I am not a particularly religious person. I was born and raised in a predominantly Christian country and so grew up celebrating those ideals and holidays.  I respect any person's beliefs or traditions and have to say, haven't really nailed down exactly what I do or don't believe just yet, however, I do believe in People. Real people who have real feelings and real lives and real problems. Indisputable people. We are all here; bobbing along on this sphere in space, trying to live alongside one another. A short glance at the headlines will illustrate that we are pretty far away from that goal right now. But people are trying, we are all trying. And during this struggle there is birth and death and marriage and illness and celebration and fun and hurt - sometimes all delivered in a mish-mash together, sometimes delivered in an 'it doesn't rain, but it pours' sort of scenario.

So right now, it is Easter time in the Christian calendar. A time when Christians celebrate Jesus' self-sacrifice on the cross to 'open the gates to heaven'. Now. Whatever you believe, its widely accepted that Jesus was a man who lived and died. He had a mum too, Mary. Again, regardless of whether you believe Jesus to be the Son of god or just a bloke, he existed and so did his mum. A Mother and Son. And I am sure, to Mary, aside from her son's status, he was her boy who did naughty stuff and funny stuff and made her laugh and weep and kept her awake and made her super frustrated and angry and happy and sad and all the other rollercoaster emotions you feel as a parent. Which is why 'The Pieta' has me moved to tears almost every time I even think about it. 

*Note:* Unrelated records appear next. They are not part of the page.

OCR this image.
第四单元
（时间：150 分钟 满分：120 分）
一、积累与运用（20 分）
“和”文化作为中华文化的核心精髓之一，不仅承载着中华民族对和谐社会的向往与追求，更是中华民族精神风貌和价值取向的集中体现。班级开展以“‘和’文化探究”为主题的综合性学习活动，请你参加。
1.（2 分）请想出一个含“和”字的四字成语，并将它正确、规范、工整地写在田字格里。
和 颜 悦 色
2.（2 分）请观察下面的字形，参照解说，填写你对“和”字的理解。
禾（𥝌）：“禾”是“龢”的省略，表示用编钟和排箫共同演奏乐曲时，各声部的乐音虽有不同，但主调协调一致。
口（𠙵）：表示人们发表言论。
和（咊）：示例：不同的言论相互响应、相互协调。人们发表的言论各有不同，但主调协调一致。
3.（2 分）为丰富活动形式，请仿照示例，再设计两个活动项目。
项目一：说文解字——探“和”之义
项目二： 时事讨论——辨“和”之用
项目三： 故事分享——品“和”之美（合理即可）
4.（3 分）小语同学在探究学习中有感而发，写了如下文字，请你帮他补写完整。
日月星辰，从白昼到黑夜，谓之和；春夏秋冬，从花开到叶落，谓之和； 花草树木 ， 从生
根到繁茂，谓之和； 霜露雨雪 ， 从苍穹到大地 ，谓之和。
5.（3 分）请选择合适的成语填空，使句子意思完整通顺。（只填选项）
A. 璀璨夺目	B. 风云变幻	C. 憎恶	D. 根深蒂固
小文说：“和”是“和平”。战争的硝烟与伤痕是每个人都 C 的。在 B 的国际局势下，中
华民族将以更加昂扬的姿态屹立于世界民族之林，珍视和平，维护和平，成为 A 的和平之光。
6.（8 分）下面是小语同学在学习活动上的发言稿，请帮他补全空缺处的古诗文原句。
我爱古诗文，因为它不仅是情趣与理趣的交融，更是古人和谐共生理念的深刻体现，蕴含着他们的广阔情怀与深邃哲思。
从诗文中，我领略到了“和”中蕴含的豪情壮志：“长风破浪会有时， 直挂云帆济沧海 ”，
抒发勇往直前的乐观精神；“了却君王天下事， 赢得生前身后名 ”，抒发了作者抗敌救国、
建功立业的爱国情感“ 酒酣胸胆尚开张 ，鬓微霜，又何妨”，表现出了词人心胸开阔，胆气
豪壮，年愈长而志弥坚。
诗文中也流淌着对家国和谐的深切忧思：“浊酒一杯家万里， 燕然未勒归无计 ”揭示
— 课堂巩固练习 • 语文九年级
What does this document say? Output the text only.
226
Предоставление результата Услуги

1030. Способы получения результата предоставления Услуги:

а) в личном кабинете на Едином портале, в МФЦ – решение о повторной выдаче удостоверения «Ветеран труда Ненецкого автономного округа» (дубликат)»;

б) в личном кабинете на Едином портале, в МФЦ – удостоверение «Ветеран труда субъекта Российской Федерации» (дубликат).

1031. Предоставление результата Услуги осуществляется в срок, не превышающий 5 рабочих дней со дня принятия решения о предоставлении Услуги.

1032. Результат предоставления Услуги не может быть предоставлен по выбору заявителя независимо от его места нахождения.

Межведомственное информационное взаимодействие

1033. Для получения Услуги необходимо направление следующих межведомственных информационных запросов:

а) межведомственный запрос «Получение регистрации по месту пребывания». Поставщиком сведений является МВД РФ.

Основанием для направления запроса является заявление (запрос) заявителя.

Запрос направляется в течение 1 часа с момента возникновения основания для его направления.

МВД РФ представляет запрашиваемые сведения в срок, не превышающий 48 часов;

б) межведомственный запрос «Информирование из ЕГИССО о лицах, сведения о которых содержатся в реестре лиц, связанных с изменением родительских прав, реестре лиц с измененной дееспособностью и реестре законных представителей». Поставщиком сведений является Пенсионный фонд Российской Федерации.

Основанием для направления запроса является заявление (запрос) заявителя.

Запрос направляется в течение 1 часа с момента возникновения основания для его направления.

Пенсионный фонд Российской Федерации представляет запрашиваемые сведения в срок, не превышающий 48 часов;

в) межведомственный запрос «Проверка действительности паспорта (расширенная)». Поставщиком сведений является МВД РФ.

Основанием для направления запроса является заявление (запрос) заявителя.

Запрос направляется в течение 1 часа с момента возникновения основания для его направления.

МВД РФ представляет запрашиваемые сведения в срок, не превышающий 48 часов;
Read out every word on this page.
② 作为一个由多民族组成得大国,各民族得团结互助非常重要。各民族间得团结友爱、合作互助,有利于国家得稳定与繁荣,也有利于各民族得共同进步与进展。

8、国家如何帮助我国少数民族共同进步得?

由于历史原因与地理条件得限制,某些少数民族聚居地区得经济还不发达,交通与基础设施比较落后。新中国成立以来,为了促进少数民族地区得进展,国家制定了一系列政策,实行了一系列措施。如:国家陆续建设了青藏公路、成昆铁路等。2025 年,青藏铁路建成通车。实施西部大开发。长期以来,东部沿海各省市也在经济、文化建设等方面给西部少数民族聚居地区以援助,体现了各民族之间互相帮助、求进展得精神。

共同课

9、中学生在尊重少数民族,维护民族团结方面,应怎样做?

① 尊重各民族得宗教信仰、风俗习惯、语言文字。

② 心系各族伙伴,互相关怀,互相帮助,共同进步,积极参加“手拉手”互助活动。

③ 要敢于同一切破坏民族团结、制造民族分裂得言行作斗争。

The first and only time (so far) I have seen 'The Pieta' was during my honeymoon in Italy. We were in Rome for a part of it and went to Vatican City and into St Peter's Cathedral. I have to say I had no idea what was in there (apart from the famous Sistine Chapel ceiling which is a whole other queue and section which we were not prepared to queue for - 3 bloody hours!!) so when I saw it it literally stopped me in my tracks. It disarmed me. Tears welled up and I had to move away because I was going to be full on crying in front of a statue if I didn't move...

Here was a statue of a mum with her dead son in her arms. In total despair and crisis; awkwardly cradling this grown man, who was still her child. Wondering what she could have done to prevent this. Broken, numb. Even if you believe she was the mother of God, she was still a mum who just lost her baby. I thought this statue moved me back then, since I have had kids, it basically ruins me every time I see it. 

You will see many critiques of the piece, looking at lines, drapery, crafmanship and quality and while all of these things are mind-blowing (its Michelangelo FFS..!) its the sadness of the piece that gets me every time. It could have been carved out of polystyrene with a blunt blade, but the fact that someone has seen what this woman would have been going through as a mum - not as 'Mary mother of God' but just as a mum having the worst day of her life, that is what makes this piece so moving to me.

So, I  try to remember that while I am rushing about during my daily life, trying to get the kids around tesco without having a breakdown, or fill the car with diesel or negotiate a busy street, that someone might actually be having the worst day of their lives. Right there. Right next to me in the queue. If they are being a dick and not saying 'thank you' when I let them pull out or if they are being slow and dithery while I stand behind them waiting to pay, more often than not I have thoughts about flipping the bird or huffing loudly or making some exaggerated gesture to show my annoyance. But I am trying. I am trying to remember that they might be struggling with some catastrophic news or horrible pain and so sometimes I need to shut up and stand in line and let people take their time. And if they don't wave a 'thank you' or hurry themselves along, its not because they are purposefully being obstructive, it could be because they are suffering today.

I hope that this post hasn't brought you on a downer - it wasn't intended that way! I just needed to share why a statue carved out of marble brings all these thoughts and emotions into my head. Its a pretty awesome piece and even just from an artistic / aesthetic perspective, the workmanship and detail are just incredible. If you ever have the chance to see this piece, make it a priority. In fact, any of Michelangelo's works should be a priority if they are near to where you are. Anyways, always be kind and if you are celebrating Easter this weekend, I'm wishing you a very Happy Easter!